A review by screen_memory
The Dark by Sergio Chejfec

5.0

This is the first I've read of Chejfec, and with any luck I'll be reading more of him soon. This is an interesting novel - there is not a single line of dialogue and there is very little characterization between the few characters.

The prose casts a sweeping shadow over all things in the novel. All potential for action hesitates on the border of its realization. Thoughts often wander into the darkness of the mind into abstraction. The main character's reflections on his ex Delia betrays a vague pretense of a person - she is all abstraction, she is barely there, barely real. It is only industry that makes her real, her labor in the factory and the machines that vibrate with technical purpose that reveal any trace of humanity in Delia. Even the child she is pregnant with exists as nothing more than a vague promise, perhaps a threat, that will linger as well on the safer side of the border of possibility, never to be realized, never to be born.

I usually dislike novels that skimp on characterization or present a feeble pretense of purpose or resolution (see my post on Dennis Cooper's My Loose Thread), but Chejfec presents the absence of these things in a way that is all too real and relatable; it is the reader's own melancholy and sadness that underscores what is left unsaid, what is left in the dark.

The sparseness and the delicacy of the prose perfectly illustrates in only the bleakest grayscale a portrait of two disparate subjects who seem infinitely distant, who, despite their earlier intimacy, remain isolated from one another, each unto their own lonely corner of the world (indeed, Delia is only watched through a window or a fence or seen in memories).

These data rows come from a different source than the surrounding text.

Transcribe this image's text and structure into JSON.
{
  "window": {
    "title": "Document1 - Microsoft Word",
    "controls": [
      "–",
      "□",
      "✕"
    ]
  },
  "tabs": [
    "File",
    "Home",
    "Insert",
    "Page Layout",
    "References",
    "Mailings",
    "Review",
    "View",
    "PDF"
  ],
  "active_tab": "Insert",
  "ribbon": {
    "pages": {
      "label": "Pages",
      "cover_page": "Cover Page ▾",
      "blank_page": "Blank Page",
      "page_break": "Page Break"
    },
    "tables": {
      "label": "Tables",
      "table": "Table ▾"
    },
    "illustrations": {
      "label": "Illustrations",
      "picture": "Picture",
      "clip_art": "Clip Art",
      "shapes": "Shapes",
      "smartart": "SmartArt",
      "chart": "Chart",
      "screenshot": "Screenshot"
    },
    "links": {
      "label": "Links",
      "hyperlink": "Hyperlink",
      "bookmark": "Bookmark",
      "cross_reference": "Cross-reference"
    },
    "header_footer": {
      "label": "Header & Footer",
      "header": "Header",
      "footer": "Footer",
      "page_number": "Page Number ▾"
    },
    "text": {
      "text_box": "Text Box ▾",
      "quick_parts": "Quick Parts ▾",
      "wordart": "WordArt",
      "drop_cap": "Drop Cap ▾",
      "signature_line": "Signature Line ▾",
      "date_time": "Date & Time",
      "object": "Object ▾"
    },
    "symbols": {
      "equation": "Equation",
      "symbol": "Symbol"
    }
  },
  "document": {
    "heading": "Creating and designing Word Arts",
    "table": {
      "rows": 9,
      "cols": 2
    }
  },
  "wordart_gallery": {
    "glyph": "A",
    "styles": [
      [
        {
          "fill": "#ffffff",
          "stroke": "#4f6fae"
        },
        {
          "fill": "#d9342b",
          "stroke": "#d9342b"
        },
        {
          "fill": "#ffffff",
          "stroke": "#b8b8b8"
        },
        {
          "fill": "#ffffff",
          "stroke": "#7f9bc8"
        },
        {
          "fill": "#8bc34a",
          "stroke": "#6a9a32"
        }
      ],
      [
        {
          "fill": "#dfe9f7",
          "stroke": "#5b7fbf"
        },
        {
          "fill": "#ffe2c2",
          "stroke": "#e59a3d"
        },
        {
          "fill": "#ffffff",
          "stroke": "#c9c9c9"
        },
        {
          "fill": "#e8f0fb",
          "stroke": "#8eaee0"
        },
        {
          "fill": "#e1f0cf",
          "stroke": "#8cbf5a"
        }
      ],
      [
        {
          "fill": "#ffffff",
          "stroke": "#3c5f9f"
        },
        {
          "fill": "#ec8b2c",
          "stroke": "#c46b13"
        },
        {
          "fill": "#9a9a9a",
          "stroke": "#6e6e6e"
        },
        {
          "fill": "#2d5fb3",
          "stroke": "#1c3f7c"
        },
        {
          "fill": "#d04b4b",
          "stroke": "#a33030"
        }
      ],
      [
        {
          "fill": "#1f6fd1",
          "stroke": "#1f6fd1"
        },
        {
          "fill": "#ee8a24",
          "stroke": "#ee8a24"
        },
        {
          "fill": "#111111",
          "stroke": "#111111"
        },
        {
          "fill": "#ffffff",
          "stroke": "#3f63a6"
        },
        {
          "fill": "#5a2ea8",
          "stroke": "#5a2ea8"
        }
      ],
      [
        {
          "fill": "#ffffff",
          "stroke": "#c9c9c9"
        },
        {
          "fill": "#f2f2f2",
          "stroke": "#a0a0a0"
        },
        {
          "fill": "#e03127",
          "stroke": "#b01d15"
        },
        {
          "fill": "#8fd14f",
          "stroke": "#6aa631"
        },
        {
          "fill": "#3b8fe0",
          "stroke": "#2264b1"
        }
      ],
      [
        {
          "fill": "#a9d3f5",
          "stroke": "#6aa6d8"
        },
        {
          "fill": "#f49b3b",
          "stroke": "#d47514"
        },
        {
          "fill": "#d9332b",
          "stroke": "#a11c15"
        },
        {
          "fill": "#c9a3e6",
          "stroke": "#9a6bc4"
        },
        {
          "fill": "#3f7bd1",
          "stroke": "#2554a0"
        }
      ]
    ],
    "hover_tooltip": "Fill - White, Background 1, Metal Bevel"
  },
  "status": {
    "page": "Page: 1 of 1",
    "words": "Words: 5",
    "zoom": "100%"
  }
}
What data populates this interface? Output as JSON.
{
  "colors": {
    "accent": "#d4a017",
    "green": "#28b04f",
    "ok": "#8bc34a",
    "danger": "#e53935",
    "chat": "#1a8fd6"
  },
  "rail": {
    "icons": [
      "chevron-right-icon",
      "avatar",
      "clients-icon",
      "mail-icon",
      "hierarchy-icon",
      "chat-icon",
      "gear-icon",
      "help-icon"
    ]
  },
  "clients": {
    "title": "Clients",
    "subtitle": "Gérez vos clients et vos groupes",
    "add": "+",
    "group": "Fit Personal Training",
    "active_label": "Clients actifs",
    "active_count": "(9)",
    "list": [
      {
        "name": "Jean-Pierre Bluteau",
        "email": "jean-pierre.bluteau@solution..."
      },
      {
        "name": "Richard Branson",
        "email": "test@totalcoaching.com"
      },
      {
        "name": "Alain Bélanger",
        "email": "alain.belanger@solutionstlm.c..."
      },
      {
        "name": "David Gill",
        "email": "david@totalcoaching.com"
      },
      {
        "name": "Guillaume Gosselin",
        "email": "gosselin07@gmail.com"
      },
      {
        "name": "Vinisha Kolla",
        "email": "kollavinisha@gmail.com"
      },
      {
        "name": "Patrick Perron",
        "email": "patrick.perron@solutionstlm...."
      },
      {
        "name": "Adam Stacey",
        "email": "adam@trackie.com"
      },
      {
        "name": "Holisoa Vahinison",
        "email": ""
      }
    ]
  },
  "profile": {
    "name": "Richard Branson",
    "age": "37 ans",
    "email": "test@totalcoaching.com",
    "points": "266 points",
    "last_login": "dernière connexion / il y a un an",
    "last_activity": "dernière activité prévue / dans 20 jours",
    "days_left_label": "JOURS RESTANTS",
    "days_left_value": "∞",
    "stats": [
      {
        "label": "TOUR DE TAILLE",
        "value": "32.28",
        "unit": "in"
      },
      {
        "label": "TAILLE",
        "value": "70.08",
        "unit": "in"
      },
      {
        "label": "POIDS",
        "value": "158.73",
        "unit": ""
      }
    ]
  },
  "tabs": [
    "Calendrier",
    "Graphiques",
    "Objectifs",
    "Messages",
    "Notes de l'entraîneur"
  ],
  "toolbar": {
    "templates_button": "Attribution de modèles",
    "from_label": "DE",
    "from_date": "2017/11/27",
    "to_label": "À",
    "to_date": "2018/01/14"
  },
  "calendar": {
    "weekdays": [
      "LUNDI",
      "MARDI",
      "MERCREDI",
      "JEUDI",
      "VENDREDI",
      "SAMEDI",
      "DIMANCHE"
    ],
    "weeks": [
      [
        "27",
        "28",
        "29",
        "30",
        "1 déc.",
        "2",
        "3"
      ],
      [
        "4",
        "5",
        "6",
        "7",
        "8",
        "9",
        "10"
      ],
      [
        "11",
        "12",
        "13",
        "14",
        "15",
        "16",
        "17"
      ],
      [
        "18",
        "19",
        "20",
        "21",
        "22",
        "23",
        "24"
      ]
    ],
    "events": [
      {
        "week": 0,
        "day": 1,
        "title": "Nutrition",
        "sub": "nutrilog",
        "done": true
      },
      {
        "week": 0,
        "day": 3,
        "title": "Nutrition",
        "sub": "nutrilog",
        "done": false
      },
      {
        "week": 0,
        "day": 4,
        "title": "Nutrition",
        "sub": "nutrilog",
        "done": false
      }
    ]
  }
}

I only remember there being two mentions of light sources in the book, yet the light they provide is purposed only to cast a shadow. Neither is there any sense of movement afforded from the disaffecting prose. Rather, any movement implied seems to occur as one might imagine viewing a stock-motion video - each movement itself mirroring stillness in its portraitesque passage.

As a final point, the narrator often speaks of having read multiple novels relating to a particular thought or idea. There is no certainty in his knowledge, only the recollection of some varying number of novels that have addressed the same idea presented, a sort of x-number-of-authors-can't-be-wrong assurance in his secondhand wisdom.